SEEING SPOTS The spotted lanternfly has red and black markings on its wings. This one was seen on a sidewalk in Jersey City, New Jersey, on August 6. GARY HERSHORN—GETTY IMAGES

“Kill it! Squash it, smash it . . . just get rid of it.” Those are instructions from the Pennsylvania Department of Agriculture. They’re part of an effort to stop the spotted lanternfly, an insect that’s harmful to certain plants. Across the eastern United States, officials are asking people who see the bug to do whatever they can to keep its population from spreading.

“The damage this invasive species can do in harming important crops and impacting our food system is real,” Chris Logue told the New York Times. He works for the New York State Department of Agriculture and Markets.

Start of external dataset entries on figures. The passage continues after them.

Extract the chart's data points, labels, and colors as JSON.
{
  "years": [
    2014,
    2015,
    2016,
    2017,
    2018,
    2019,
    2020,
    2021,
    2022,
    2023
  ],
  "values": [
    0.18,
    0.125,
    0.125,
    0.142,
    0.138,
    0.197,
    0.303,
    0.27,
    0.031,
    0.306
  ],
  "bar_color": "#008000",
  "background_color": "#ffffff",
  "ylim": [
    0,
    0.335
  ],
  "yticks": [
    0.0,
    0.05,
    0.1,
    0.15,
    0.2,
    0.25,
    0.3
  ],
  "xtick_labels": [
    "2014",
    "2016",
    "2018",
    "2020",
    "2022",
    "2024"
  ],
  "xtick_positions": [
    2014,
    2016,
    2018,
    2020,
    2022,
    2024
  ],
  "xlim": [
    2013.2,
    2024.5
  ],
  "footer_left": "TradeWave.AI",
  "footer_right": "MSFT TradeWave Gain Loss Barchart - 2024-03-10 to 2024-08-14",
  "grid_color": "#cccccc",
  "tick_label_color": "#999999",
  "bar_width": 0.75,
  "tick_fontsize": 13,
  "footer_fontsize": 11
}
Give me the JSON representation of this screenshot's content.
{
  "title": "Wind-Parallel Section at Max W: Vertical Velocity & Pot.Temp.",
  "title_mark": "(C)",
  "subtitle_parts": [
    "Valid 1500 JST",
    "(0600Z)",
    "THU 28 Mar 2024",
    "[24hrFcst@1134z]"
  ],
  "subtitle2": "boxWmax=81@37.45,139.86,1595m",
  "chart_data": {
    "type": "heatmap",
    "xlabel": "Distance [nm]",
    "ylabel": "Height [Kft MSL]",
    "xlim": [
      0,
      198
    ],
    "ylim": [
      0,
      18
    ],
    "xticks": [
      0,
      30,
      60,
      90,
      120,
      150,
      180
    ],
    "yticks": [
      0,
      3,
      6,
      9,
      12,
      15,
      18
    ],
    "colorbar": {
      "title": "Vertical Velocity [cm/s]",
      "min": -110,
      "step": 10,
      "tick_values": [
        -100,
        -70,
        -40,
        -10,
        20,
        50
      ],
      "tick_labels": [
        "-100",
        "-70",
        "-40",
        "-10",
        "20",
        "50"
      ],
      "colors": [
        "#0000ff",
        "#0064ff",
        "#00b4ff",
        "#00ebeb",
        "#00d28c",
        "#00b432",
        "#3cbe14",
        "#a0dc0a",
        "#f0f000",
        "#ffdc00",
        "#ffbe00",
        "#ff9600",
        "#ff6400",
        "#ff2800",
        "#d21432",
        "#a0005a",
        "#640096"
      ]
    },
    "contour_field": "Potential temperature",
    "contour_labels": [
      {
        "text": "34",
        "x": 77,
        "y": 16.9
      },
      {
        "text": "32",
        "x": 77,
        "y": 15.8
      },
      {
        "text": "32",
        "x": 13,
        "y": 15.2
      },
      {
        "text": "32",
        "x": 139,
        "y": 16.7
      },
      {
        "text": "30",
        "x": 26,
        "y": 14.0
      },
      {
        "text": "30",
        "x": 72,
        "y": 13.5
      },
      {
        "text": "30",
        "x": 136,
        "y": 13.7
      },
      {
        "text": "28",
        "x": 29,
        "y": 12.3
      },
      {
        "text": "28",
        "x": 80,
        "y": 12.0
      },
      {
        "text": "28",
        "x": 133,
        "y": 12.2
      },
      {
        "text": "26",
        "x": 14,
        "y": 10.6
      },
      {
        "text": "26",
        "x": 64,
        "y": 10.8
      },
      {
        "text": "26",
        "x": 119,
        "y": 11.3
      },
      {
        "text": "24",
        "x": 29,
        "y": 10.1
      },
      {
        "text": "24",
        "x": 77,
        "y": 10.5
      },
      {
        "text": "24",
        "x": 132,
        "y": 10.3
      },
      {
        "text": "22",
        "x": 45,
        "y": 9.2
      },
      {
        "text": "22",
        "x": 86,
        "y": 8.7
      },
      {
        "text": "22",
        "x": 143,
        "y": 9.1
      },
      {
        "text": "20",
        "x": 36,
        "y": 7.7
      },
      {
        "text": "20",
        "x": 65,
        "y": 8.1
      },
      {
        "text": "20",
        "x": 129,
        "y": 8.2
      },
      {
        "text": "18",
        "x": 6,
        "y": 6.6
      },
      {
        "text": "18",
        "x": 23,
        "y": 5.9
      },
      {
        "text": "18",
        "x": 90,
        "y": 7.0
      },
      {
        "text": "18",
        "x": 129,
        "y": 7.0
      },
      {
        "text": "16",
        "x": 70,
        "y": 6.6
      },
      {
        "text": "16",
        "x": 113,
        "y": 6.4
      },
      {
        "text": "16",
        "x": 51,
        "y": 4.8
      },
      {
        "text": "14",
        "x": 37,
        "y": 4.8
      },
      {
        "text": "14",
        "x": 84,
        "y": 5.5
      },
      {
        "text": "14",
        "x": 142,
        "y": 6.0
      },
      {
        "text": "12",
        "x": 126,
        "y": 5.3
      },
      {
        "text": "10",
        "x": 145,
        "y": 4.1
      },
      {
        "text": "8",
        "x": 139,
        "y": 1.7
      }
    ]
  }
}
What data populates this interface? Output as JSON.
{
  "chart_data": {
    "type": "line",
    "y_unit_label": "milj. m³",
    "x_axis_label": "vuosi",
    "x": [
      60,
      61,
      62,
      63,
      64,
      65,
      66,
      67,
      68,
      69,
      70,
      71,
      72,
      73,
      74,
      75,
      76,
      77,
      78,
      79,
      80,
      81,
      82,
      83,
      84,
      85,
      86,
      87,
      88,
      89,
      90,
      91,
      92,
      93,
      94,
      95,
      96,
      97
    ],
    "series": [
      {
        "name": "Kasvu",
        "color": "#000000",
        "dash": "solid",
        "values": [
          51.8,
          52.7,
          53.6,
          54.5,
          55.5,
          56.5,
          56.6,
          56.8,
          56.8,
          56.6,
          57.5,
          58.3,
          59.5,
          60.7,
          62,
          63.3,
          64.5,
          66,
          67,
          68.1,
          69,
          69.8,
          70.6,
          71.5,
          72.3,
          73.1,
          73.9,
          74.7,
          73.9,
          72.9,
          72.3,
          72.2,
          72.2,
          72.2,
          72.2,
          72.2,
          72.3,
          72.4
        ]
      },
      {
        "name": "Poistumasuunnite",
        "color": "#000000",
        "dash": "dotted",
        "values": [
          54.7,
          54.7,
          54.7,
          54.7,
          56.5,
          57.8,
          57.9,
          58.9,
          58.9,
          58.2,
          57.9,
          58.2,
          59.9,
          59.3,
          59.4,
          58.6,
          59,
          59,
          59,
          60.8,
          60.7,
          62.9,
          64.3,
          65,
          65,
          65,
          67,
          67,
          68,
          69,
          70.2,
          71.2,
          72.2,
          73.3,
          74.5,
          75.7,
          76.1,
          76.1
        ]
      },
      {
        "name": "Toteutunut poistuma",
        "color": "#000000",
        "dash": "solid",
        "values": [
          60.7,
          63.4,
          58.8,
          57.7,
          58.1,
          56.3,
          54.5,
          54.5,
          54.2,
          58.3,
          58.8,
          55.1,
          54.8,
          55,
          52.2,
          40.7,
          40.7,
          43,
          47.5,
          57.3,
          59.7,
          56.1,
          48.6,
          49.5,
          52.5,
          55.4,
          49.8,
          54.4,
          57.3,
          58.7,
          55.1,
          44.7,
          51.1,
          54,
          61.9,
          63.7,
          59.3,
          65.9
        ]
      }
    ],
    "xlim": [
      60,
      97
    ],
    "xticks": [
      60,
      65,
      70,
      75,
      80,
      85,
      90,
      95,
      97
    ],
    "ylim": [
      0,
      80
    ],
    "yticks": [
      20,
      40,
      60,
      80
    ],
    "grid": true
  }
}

The spotted lanternfly comes from Asia. In 2014, it was found in Pennsylvania. Now it’s shown up in 13 states. The bug sometimes travels by hanging on a surface like a car. Or it lays its eggs on a car and they hatch miles away. People are spraying pesticides and cutting down ailanthus trees, a favorite of the sap-eating insect.

“I don’t like killing things. Not many people do,” says skateboarder Stephen Nixon, in Brooklyn, New York. But when he saw a spotted lanternfly nearby, he stomped on it.

Stop & Think! What quotes do you see in the article? Where do they come from? What do these quotes tell us about the lanternfly problem?